When I was in elementary school, my best friend and I got the crazy idea to take part in the Walk for Mankind: a 30 kilometer walk that was a fundraiser for … like I would know.
In the months leading up to the walk, every recess we dutifully walked around the playground on the third of a mile track, keeping a record of mileage. We were so proud of ourselves in the week leading up to the event when we passed the 18 mile mark. We knew we were ready. Only in an 11-year-old’s mind is walking 18 miles over two months preparation for walking 18 miles in one day, but there is a definite benefit to being young and stupid: we didn’t know enough not to try!
Once we started walking that day, there was no way we weren’t going to finish.
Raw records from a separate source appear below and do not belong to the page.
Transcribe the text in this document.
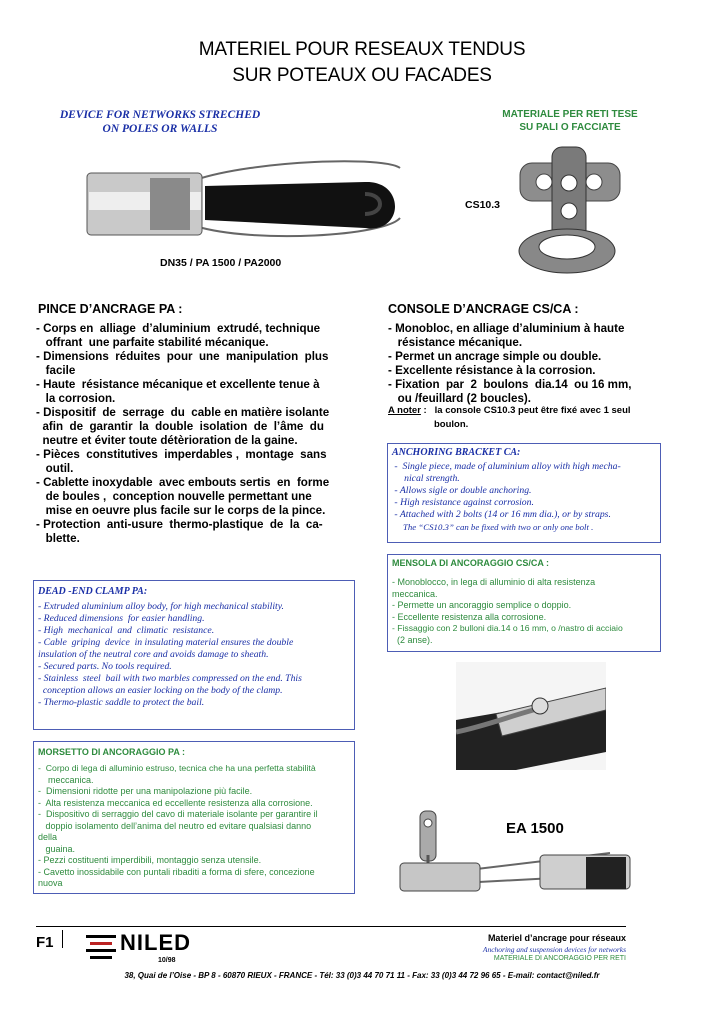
MATERIEL POUR RESEAUX TENDUS
SUR POTEAUX OU FACADES
DEVICE FOR NETWORKS STRECHED
ON POLES OR WALLS
MATERIALE PER RETI TESE
SU PALI O FACCIATE
DN35 / PA 1500 / PA2000
CS10.3
PINCE D’ANCRAGE PA :
- Corps en  alliage  d’aluminium  extrudé, technique
offrant  une parfaite stabilité mécanique.
- Dimensions  réduites  pour  une  manipulation  plus
facile
- Haute  résistance mécanique et excellente tenue à
la corrosion.
- Dispositif  de  serrage  du  cable en matière isolante
afin  de  garantir  la  double  isolation  de  l’âme  du
neutre et éviter toute détèrioration de la gaine.
- Pièces  constitutives  imperdables ,  montage  sans
outil.
- Cablette inoxydable  avec embouts sertis  en  forme
de boules ,  conception nouvelle permettant une
mise en oeuvre plus facile sur le corps de la pince.
- Protection  anti-usure  thermo-plastique  de  la  ca-
blette.
CONSOLE D’ANCRAGE CS/CA :
- Monobloc, en alliage d’aluminium à haute
résistance mécanique.
- Permet un ancrage simple ou double.
- Excellente résistance à la corrosion.
- Fixation  par  2  boulons  dia.14  ou 16 mm,
ou /feuillard (2 boucles).
A noter :   la console CS10.3 peut être fixé avec 1 seul
boulon.
ANCHORING BRACKET CA:
-  Single piece, made of aluminium alloy with high mecha-
nical strength.
- Allows sigle or double anchoring.
- High resistance against corrosion.
- Attached with 2 bolts (14 or 16 mm dia.), or by straps.
The “CS10.3” can be fixed with two or only one bolt .
MENSOLA DI ANCORAGGIO CS/CA :
- Monoblocco, in lega di alluminio di alta resistenza
meccanica.
- Permette un ancoraggio semplice o doppio.
- Eccellente resistenza alla corrosione.
- Fissaggio con 2 bulloni dia.14 o 16 mm, o /nastro di acciaio
(2 anse).
DEAD -END CLAMP PA:
- Extruded aluminium alloy body, for high mechanical stability.
- Reduced dimensions  for easier handling.
- High  mechanical  and  climatic  resistance.
- Cable  griping  device  in insulating material ensures the double
insulation of the neutral core and avoids damage to sheath.
- Secured parts. No tools required.
- Stainless  steel  bail with two marbles compressed on the end. This
conception allows an easier locking on the body of the clamp.
- Thermo-plastic saddle to protect the bail.
MORSETTO DI ANCORAGGIO PA :
-  Corpo di lega di alluminio estruso, tecnica che ha una perfetta stabilità
meccanica.
-  Dimensioni ridotte per una manipolazione più facile.
-  Alta resistenza meccanica ed eccellente resistenza alla corrosione.
-  Dispositivo di serraggio del cavo di materiale isolante per garantire il
doppio isolamento dell’anima del neutro ed evitare qualsiasi danno
della
guaina.
- Pezzi costituenti imperdibili, montaggio senza utensile.
- Cavetto inossidabile con puntali ribaditi a forma di sfere, concezione
nuova
EA 1500
F1	NILED
10/98
Materiel d’ancrage pour réseaux
Anchoring and suspension devices for networks
MATERIALE DI ANCORAGGIO PER RETI
38, Quai de l’Oise - BP 8 - 60870 RIEUX - FRANCE - Tél: 33 (0)3 44 70 71 11 - Fax: 33 (0)3 44 72 96 65 - E-mail: contact@niled.fr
Fortunately for us, our young bodies were resilient. We walked and talked and joked. We had our badges punched at each stop. We ate up all the attention we got from the volunteers on the course.
When we finally finished, I called Ma, and she came to pick us up. Before the walk, Ma made sure I knew how to tell her where I was when I called home: “Don’t call me and say I’m on the corner of ‘Walk’ and ‘Don’t Walk’!”
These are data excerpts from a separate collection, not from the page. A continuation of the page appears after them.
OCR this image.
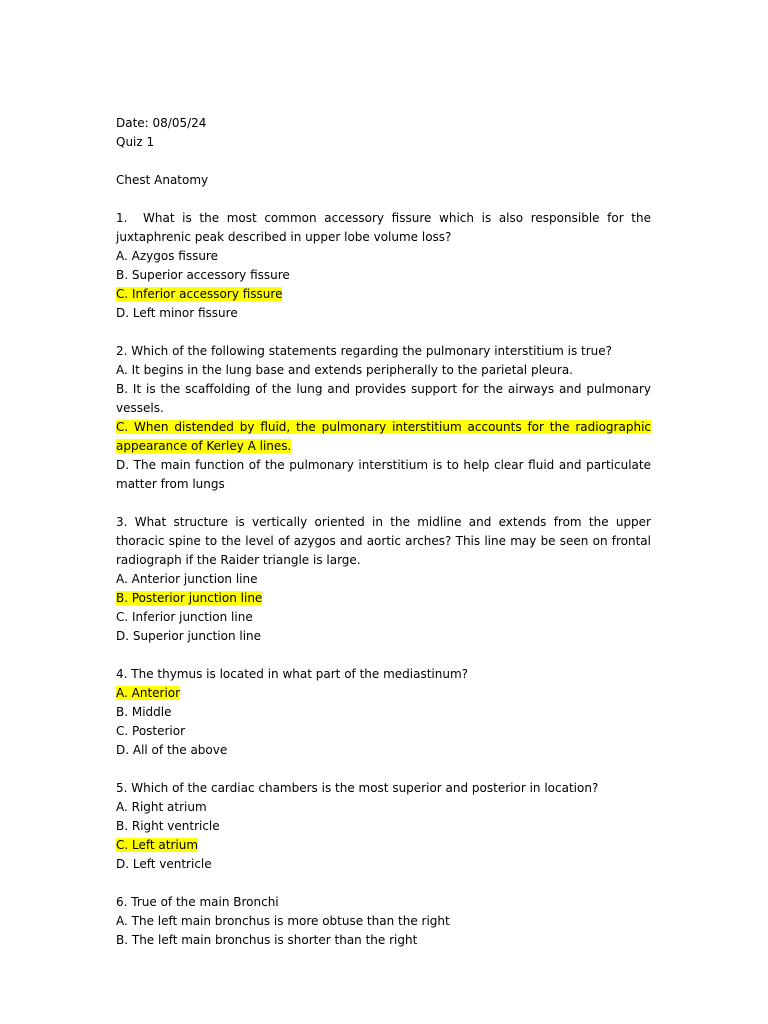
Date: 08/05/24
Quiz 1
Chest Anatomy
1. What is the most common accessory fissure which is also responsible for the juxtaphrenic peak described in upper lobe volume loss?
A. Azygos fissure
B. Superior accessory fissure
C. Inferior accessory fissure
D. Left minor fissure
2. Which of the following statements regarding the pulmonary interstitium is true?
A. It begins in the lung base and extends peripherally to the parietal pleura.
B. It is the scaffolding of the lung and provides support for the airways and pulmonary vessels.
C. When distended by fluid, the pulmonary interstitium accounts for the radiographic appearance of Kerley A lines.
D. The main function of the pulmonary interstitium is to help clear fluid and particulate matter from lungs
3. What structure is vertically oriented in the midline and extends from the upper thoracic spine to the level of azygos and aortic arches? This line may be seen on frontal radiograph if the Raider triangle is large.
A. Anterior junction line
B. Posterior junction line
C. Inferior junction line
D. Superior junction line
4. The thymus is located in what part of the mediastinum?
A. Anterior
B. Middle
C. Posterior
D. All of the above
5. Which of the cardiac chambers is the most superior and posterior in location?
A. Right atrium
B. Right ventricle
C. Left atrium
D. Left ventricle
6. True of the main Bronchi
A. The left main bronchus is more obtuse than the right
B. The left main bronchus is shorter than the right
She was great about emphasizing to call her when we were done with the walk, as opposed to finishing it. It subtly gave us permission to stop if it was too hard, and it was a huge source of pride when we did the whole thing.
In our current time of helicopter parents, I’m grateful that I was given so much freedom to explore the world on my own. Thanks, Ma, for giving me my wings to fly … and the occasional nudge out of the nest.
Growing up, how much freedom were you given? or What feat are you proud of from your youth?